Caminhando distraído pela Avenida Goiás, fui abordado por uma mulher loira, queimada de sol, com olhos claros,  magérrima, maltrapilha, com dentes mal cuidados.  Vou chama-la de Lourdes. Se dirigiu a mim e sem rodeios, pediu dinheiro para comprar crack. Tinha um banco vazio a uns vinte metros então convidei-a para conversar. Sua aparência sugeria ter uns cinqüenta anos, mas tinha apenas vinte e nove. Estava em situação de rua há três anos. Fiquei surpreso com seu português correto, e o uso de algumas palavras da terminologia médica. Então ela começou o relato. Natural de Apucarana-PR, não via, nem tinha notícia da família há muito tempo.  Foi sequestrada pelo vício ainda na faculdade de Medicina em Bauru. Primeiro foi cocaína, pareceu-lhe um passatempo sem consequências quando dois “amigos” numa festa a convidaram a inalar aquele pozinho branco. Por umas duas semanas foi de graça, depois não tinham mais, tiveram que fazer uma vaquinha para comprar. Logo em seguida os amigos foram se afastando, mas ela já estava presa nas garras da dependência. E o pior, já conhecia alguns fornecedores. Começou a usar a suada mesada que os Pais mandavam, para comprar a droga. O dinheiro era pouco, e logo teve que partir para uma alternativa mais barata, o crack. É a mesma cocaína vendida em forma de pequenas pedras, misturadas a outras porcarias, para serem  fumadas em cachimbos artesanais. Sendo médica, ela sabia que o crack, é ainda mais devastador que o pó, e com um poder viciante muitas vezes maior. Mas era tarde, já estava totalmente mergulhada no vício. Concluiu o curso, mas não conseguiu trabalho, e não foi aprovada em provas de residência. Então abandonou tudo e se entregou de vez.

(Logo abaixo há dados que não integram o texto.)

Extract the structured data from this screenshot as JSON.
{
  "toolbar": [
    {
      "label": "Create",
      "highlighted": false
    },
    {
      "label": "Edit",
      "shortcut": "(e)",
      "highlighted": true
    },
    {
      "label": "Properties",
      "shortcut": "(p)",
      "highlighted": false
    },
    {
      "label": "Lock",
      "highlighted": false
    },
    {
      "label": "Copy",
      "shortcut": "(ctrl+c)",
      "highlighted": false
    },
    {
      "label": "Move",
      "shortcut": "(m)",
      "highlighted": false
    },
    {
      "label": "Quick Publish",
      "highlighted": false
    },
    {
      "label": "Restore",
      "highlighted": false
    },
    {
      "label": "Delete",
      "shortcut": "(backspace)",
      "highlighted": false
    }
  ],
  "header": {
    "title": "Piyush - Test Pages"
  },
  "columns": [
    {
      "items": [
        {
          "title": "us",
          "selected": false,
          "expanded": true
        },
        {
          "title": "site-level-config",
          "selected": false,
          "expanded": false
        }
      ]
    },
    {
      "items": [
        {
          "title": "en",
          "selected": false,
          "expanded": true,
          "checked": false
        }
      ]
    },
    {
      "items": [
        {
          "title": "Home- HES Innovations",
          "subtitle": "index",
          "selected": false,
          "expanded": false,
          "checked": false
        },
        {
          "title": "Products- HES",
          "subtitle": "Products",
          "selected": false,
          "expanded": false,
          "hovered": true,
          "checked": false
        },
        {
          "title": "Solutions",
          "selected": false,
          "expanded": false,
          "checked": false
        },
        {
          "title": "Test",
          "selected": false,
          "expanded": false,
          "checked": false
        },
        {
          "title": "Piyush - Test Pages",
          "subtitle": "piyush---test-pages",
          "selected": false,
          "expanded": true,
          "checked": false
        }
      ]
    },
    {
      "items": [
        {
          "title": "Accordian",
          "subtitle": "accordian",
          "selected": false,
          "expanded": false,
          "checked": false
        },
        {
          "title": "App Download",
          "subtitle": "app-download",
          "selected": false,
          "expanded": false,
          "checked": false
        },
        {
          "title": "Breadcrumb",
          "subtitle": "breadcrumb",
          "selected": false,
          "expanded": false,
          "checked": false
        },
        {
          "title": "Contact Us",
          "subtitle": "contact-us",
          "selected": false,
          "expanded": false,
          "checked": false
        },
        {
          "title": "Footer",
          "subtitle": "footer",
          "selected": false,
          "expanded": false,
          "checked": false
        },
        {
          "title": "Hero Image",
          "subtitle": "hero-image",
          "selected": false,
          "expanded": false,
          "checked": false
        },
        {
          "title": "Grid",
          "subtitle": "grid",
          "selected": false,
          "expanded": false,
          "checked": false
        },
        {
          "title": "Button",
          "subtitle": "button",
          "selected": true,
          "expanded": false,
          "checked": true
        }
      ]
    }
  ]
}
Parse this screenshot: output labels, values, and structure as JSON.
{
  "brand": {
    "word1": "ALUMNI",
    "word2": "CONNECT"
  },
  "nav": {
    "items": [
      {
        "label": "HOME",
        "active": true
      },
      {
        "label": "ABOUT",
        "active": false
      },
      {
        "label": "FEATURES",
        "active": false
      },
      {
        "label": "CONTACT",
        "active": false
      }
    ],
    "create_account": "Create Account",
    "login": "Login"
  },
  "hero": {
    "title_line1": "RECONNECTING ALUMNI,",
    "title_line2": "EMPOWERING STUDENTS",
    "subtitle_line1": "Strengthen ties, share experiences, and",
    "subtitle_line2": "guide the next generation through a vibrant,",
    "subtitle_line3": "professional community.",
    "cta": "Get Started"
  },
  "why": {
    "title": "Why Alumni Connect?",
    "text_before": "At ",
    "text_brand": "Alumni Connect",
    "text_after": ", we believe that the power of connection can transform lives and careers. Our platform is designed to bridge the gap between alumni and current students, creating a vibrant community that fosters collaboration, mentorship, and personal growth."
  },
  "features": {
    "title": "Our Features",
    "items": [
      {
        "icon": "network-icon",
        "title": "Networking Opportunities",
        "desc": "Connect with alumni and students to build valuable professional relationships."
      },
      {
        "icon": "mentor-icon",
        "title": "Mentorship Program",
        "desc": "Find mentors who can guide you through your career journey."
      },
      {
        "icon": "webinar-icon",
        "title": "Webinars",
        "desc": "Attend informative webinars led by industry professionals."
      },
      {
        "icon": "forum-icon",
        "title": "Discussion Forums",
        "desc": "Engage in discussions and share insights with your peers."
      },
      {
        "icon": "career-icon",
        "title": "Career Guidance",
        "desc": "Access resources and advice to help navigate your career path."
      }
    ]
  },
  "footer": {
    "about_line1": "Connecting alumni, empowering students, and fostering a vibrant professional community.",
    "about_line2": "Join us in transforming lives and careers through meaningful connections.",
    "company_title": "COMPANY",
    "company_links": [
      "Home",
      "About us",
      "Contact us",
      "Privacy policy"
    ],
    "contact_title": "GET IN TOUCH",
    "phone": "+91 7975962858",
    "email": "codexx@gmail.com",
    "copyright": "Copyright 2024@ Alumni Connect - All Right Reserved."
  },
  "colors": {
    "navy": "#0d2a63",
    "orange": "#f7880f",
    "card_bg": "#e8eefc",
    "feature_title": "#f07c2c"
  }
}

          Já vivendo na Rua, dispensou favores sexuais a um caminhoneiro  e com ele conseguiu uma carona. Trocando sexo pela passagem, chegou a Goiânia. Procurei um restaurante  por quilo nas proximidades e levei Lourdes para almoçar. Ela não queria comida, e sim dinheiro para aplacar sua abstinência. Não cedi, e fomos almoçar. Fiquei muito tocado com sua situação. Sendo médico, não conseguia entender como aquela mulher tinha perdido sua profissão para aquele monstruoso vício. Esteve internada duas vezes em serviços de recuperação, mas logo fugia atrás da droga. Lourdes terminou de comer e me agradeceu. Tentei oferecer outros tipos de ajuda, ligar para a família dela, ou coloca-la numa pensão por um tempo. Ela foi taxativa, “A única ajuda que o senhor pode me dar nesse momento, é dinheiro para eu comprar crack”. Entendi então, que ninguém é viciado por que quer, mas porque está preso  por grilhões invisíveis  a um vício muito maior que sua vontade. Remexi os bolsos e encontrando cem reais, dei a ela dizendo mais para me desculpar: “Tome Lourdes, esse dinheiro é pra você comprar comida, promete?”.  “Prometo”, disse ela afastando-se  sorridente. Acompanhei-a com os olhos até que virasse numa esquina.  Profundamente triste disse baixinho “adeus colega”. Já  sabia o destino do dinheiro.